Blind Students Sue Over Online Law School Applications
The Chronicle of Higher Education reported that three law students and the National Federation of the Blind (NFB) are suing four law schools in California claiming that the online application system is not accessible to students who are blind (Blind Students Sue Law Schools Over Online Applications). Specifically, the online application lives at the web site of the Law School Admission Council. The four colleges drive applicants to this web site to complete online applications. The first version of this suit started in February 2009 with the NFB and one student suing the admission council, but was just modified to add more plaintiffs and defendants. NFB issued a press release on Wednesday outlining its position.
The outcome of this case may be closely watched, since there is a lack of case law that defines how ADA and Section 508 compliance can and should be implemented. Given the regular debate between web developers and accessibility advocates about the nuances of the meaning and application of assorted web technologies to achieve maximum accessibility within a web site.

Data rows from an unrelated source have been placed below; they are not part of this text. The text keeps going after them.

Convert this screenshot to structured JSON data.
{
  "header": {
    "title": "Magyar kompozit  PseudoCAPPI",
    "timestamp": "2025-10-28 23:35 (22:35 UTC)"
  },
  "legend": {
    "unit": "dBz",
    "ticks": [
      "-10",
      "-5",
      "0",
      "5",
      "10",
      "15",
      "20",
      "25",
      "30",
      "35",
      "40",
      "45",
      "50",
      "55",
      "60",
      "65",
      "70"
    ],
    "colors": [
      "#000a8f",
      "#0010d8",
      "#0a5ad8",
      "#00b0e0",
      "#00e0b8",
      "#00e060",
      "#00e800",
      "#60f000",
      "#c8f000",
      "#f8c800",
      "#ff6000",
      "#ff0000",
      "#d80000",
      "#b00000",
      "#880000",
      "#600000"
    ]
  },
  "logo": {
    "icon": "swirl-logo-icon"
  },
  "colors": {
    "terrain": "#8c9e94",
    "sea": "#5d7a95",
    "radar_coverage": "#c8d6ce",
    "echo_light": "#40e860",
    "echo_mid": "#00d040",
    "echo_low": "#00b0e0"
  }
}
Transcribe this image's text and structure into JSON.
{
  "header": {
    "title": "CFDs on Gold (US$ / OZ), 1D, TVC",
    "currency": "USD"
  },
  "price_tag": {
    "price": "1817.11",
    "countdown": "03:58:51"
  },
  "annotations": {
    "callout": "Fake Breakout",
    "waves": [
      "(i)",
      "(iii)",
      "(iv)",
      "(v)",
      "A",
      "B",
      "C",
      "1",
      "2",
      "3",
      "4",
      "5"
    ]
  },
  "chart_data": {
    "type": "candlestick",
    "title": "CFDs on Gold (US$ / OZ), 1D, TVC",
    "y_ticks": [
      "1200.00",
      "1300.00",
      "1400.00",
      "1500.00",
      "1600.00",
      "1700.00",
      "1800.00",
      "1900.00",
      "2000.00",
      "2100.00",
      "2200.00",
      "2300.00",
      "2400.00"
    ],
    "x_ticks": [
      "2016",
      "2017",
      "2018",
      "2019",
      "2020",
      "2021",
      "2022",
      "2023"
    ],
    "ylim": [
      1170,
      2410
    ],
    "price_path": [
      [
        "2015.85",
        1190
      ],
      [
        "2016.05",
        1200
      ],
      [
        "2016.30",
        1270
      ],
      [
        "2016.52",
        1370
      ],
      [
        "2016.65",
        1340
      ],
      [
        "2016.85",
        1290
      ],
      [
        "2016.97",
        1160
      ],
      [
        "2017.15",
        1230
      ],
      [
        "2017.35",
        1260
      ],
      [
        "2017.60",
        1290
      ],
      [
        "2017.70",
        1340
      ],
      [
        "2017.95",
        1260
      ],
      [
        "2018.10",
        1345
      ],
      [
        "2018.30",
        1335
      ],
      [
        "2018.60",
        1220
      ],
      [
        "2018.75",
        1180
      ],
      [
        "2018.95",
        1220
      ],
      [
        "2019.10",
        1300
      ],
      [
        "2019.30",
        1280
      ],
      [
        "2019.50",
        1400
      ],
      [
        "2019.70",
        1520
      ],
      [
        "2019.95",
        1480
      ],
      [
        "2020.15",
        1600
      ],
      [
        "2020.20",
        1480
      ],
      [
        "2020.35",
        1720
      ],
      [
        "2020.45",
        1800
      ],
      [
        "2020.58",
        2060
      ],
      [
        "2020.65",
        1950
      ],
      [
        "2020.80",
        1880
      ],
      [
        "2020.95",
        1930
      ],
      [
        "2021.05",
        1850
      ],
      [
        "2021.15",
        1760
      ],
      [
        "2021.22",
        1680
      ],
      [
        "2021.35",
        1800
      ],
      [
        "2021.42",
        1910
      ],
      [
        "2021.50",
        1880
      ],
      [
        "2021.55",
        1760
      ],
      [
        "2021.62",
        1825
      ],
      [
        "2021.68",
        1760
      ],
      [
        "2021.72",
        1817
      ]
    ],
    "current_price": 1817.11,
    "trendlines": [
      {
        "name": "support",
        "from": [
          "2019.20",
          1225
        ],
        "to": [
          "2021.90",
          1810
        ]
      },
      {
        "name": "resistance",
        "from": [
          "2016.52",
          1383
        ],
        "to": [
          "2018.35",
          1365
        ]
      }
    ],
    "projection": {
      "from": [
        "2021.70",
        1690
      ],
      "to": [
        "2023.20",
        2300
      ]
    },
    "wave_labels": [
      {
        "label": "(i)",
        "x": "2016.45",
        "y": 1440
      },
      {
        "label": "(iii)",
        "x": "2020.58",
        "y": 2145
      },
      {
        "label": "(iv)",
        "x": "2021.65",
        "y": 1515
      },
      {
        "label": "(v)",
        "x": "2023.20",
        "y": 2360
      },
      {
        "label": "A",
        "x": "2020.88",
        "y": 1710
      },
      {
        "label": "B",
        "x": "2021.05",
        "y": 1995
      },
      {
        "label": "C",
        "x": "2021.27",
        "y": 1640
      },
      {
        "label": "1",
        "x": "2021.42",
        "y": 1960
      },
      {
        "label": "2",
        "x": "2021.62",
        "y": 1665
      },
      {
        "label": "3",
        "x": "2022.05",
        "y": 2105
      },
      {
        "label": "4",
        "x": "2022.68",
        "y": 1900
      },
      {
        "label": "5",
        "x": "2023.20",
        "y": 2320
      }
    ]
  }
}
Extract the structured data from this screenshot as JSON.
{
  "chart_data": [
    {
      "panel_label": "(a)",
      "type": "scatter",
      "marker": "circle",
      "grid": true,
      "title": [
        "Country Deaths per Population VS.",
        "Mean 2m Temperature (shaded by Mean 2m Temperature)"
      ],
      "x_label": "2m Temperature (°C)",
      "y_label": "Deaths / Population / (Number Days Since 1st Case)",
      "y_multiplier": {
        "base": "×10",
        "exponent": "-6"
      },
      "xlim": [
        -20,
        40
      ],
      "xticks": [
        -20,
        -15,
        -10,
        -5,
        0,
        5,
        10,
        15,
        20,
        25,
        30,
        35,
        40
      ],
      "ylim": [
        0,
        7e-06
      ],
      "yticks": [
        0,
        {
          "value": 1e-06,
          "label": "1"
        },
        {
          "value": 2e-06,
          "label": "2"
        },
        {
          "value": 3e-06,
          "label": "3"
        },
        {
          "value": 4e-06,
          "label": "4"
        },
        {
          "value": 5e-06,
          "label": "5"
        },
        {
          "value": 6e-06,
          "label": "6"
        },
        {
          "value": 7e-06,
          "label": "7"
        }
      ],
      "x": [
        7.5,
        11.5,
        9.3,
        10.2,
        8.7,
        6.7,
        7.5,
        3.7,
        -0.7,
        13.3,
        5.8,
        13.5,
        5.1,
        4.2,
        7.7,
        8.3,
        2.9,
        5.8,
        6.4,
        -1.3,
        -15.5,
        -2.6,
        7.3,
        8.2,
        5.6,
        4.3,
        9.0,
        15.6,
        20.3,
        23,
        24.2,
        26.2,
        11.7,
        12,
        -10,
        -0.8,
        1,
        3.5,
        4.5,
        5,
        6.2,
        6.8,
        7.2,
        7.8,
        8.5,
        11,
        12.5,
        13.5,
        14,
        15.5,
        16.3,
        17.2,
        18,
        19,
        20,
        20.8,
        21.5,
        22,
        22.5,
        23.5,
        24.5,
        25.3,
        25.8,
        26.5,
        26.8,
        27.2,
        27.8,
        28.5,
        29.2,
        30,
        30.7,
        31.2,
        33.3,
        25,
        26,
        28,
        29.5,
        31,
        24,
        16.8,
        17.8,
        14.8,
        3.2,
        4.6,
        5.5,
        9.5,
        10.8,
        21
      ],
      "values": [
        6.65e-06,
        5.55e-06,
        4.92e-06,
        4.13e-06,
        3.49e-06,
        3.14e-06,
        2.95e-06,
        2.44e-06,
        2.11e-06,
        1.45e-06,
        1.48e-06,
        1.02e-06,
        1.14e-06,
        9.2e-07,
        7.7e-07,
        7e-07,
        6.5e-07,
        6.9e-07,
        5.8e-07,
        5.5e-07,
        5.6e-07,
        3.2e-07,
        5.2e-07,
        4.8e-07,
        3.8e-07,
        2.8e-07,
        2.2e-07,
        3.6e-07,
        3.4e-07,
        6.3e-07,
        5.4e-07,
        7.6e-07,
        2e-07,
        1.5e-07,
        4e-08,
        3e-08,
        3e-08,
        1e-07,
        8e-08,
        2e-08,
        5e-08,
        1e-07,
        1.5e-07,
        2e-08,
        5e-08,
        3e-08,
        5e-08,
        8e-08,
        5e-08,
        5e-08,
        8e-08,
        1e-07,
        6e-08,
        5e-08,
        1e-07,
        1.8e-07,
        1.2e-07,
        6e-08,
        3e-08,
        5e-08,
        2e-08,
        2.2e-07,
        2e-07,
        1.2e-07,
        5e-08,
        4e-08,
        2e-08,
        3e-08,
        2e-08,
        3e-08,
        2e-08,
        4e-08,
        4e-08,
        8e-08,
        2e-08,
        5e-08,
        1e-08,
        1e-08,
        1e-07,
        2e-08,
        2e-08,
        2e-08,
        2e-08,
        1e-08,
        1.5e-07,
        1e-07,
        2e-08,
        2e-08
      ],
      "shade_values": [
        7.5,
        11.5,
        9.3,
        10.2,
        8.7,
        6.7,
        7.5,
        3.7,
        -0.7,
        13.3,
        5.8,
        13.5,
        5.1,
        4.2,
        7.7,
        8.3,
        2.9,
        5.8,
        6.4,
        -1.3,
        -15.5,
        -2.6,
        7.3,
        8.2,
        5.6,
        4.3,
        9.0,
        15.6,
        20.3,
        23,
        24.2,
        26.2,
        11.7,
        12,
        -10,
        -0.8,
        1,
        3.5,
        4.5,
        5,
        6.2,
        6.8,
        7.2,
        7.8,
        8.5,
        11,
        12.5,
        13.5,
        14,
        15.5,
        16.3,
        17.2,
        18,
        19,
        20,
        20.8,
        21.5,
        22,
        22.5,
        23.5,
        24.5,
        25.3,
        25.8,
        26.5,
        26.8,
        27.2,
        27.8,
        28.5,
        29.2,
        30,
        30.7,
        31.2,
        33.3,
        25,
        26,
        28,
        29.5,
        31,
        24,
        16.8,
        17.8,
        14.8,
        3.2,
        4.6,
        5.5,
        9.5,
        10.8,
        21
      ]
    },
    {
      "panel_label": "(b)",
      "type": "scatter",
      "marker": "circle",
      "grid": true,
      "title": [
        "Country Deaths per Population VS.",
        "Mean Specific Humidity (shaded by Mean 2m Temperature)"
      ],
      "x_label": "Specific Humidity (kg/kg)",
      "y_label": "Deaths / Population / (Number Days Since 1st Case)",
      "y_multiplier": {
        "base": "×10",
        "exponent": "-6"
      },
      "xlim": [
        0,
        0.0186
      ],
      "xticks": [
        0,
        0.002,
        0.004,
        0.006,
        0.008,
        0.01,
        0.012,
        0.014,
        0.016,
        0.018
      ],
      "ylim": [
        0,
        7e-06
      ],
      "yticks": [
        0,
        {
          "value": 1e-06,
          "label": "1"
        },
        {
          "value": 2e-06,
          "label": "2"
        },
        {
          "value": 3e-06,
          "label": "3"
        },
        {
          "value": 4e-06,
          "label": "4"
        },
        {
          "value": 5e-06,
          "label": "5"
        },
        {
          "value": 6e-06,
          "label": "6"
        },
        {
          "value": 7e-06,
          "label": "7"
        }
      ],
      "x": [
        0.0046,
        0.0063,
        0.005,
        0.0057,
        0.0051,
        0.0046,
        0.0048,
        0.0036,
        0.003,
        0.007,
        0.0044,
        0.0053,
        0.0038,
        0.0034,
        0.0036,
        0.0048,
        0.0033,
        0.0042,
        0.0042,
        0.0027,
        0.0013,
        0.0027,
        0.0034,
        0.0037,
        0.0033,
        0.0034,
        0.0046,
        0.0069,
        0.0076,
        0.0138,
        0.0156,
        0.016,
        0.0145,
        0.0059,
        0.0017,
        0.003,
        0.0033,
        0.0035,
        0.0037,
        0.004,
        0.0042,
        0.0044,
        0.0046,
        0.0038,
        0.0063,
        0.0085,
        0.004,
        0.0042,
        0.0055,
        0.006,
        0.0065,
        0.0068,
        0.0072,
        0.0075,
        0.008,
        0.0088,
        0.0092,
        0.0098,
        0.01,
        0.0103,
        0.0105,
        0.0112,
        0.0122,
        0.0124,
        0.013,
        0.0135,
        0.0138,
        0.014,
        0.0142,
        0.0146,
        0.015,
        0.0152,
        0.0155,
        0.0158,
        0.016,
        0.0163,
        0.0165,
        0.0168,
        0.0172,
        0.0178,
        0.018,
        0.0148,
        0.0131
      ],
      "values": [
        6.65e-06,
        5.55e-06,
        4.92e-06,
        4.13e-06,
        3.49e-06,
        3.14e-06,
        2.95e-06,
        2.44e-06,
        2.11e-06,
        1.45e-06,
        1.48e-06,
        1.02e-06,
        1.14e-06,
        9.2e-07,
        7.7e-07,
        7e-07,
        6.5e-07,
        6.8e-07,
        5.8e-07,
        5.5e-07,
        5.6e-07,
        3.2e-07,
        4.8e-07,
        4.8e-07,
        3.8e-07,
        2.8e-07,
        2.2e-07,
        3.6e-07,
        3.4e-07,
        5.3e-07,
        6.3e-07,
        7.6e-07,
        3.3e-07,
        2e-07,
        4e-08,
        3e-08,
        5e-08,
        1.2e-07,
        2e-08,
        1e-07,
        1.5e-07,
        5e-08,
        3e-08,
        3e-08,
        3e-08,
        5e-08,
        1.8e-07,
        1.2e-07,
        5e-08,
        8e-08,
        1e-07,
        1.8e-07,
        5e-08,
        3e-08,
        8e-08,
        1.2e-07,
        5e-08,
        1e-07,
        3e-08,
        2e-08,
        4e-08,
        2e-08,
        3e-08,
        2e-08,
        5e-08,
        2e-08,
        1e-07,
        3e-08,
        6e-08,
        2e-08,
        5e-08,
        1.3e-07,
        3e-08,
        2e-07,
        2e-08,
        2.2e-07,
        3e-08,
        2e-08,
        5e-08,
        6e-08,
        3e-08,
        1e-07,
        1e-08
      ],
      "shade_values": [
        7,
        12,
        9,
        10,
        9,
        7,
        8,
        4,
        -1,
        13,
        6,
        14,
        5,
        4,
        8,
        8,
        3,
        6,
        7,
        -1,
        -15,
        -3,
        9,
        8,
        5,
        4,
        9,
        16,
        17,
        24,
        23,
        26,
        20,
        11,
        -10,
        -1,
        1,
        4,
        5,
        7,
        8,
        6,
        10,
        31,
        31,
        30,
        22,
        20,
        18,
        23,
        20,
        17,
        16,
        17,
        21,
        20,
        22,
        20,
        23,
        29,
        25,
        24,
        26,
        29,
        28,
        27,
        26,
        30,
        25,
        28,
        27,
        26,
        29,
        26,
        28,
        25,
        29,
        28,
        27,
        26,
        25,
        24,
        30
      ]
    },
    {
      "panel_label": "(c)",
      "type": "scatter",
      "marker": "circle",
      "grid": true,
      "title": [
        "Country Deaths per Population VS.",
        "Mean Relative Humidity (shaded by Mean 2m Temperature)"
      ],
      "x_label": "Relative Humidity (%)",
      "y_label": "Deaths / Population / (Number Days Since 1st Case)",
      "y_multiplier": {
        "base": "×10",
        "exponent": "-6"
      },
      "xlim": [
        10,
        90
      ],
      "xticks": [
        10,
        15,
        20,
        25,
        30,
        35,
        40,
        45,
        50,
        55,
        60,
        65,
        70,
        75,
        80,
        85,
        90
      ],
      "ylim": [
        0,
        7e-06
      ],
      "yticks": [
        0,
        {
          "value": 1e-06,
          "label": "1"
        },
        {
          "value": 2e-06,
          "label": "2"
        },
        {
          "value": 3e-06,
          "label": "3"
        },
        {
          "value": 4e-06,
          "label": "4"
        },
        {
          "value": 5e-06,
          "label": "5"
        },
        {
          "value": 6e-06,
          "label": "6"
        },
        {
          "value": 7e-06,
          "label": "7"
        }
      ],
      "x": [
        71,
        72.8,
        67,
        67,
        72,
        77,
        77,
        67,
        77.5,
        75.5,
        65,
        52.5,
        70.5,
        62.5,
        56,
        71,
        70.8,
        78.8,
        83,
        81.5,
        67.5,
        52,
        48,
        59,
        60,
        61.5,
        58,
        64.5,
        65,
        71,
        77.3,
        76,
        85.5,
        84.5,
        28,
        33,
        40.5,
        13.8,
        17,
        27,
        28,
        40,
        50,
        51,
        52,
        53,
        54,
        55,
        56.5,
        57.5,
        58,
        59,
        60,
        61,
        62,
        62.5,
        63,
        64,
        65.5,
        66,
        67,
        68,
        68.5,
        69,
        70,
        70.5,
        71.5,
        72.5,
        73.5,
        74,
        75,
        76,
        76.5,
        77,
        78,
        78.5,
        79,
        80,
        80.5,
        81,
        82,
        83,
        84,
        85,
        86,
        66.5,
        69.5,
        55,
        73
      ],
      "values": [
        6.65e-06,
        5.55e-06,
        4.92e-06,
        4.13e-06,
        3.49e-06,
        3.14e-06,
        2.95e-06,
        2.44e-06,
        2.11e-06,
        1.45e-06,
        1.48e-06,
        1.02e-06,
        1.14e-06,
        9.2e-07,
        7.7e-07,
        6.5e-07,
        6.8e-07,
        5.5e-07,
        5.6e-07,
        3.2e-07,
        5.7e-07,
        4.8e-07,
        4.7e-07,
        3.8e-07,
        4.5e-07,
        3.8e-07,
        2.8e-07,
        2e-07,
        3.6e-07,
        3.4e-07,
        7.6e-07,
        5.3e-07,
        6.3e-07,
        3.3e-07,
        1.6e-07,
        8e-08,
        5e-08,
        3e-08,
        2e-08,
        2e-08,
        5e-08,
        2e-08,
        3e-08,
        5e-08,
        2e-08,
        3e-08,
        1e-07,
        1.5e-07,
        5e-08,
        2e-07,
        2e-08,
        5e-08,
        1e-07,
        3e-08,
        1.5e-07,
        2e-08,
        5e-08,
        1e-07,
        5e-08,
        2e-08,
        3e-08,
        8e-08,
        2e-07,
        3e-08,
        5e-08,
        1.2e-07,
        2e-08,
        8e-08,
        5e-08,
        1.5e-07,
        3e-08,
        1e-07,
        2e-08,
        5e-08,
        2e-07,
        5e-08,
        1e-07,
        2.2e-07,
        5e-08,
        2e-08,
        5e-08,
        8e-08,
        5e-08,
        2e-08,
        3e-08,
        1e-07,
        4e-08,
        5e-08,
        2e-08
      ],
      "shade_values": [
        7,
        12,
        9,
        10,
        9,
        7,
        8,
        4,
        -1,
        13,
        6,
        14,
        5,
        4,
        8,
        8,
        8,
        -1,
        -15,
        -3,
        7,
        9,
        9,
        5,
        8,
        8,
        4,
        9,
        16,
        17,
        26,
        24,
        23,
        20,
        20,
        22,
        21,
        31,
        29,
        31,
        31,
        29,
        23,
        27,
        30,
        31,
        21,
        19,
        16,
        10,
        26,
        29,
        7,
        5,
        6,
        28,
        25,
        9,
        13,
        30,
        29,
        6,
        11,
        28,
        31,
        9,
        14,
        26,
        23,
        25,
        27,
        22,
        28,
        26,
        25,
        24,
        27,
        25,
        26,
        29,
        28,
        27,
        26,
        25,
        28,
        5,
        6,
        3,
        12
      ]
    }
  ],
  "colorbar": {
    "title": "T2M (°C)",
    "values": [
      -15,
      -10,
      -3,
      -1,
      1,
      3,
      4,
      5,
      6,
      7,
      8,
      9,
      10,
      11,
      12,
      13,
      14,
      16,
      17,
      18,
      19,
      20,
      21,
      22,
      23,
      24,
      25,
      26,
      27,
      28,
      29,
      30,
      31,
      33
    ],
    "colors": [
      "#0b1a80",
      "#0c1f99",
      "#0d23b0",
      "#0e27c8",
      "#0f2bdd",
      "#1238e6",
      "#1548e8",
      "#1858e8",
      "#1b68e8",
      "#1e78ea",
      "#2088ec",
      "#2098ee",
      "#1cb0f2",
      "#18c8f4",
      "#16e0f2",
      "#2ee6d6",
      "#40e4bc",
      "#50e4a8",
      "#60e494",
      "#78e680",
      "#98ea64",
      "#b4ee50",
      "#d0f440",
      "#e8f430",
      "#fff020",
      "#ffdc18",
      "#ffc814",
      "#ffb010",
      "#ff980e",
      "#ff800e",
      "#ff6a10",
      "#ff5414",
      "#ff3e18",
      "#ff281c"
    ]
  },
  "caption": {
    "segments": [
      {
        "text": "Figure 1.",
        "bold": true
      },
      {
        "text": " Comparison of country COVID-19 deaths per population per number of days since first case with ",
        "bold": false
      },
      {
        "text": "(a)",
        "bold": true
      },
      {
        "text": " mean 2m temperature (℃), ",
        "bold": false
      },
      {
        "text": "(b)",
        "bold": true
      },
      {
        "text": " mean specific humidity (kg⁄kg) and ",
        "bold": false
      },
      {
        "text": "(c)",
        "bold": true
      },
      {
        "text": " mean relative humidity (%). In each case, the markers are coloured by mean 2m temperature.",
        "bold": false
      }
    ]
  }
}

Back in 2008, many of us watched the lawsuit between Target and NFB for just such an example of case law. Instead, they settled the lawsuit and NFB walked away at least $200,000 richer. As it is, Target was really only accountable for making the site more accessible to the blind, not all users. The WebAIM Blog (Target lawsuit settled) outlines some of the reasons that lawsuit didn’t do much to advance accessibility compliance or understanding, certainly not past providing for the blind.
Prior cases that started off as high profile (in the world of accessibility) such as the Sydney Organising Committee for the Olympic Games’ (SOCOG) 2000 Olympic web site and America Online (its software more than its web site) were also settled without clear direction for accessibility practitioners. In both of these cases, the complaints were also filed by blind users and changes were made that in retrospect are almost laughably easy (they were then, too) such as adding
alt attributes to image tags.
Given the prior history that these cases settle, and given that NFB might be more motivated (based on the pay-outs from the Target case) to settle than to use this as case law for the rest of the web, I don’t expect to see anything terribly useful coming from this case. Even if it did, it will still likely only address accessibility for the blind, leaving other disabilities out of any potentially useful case law.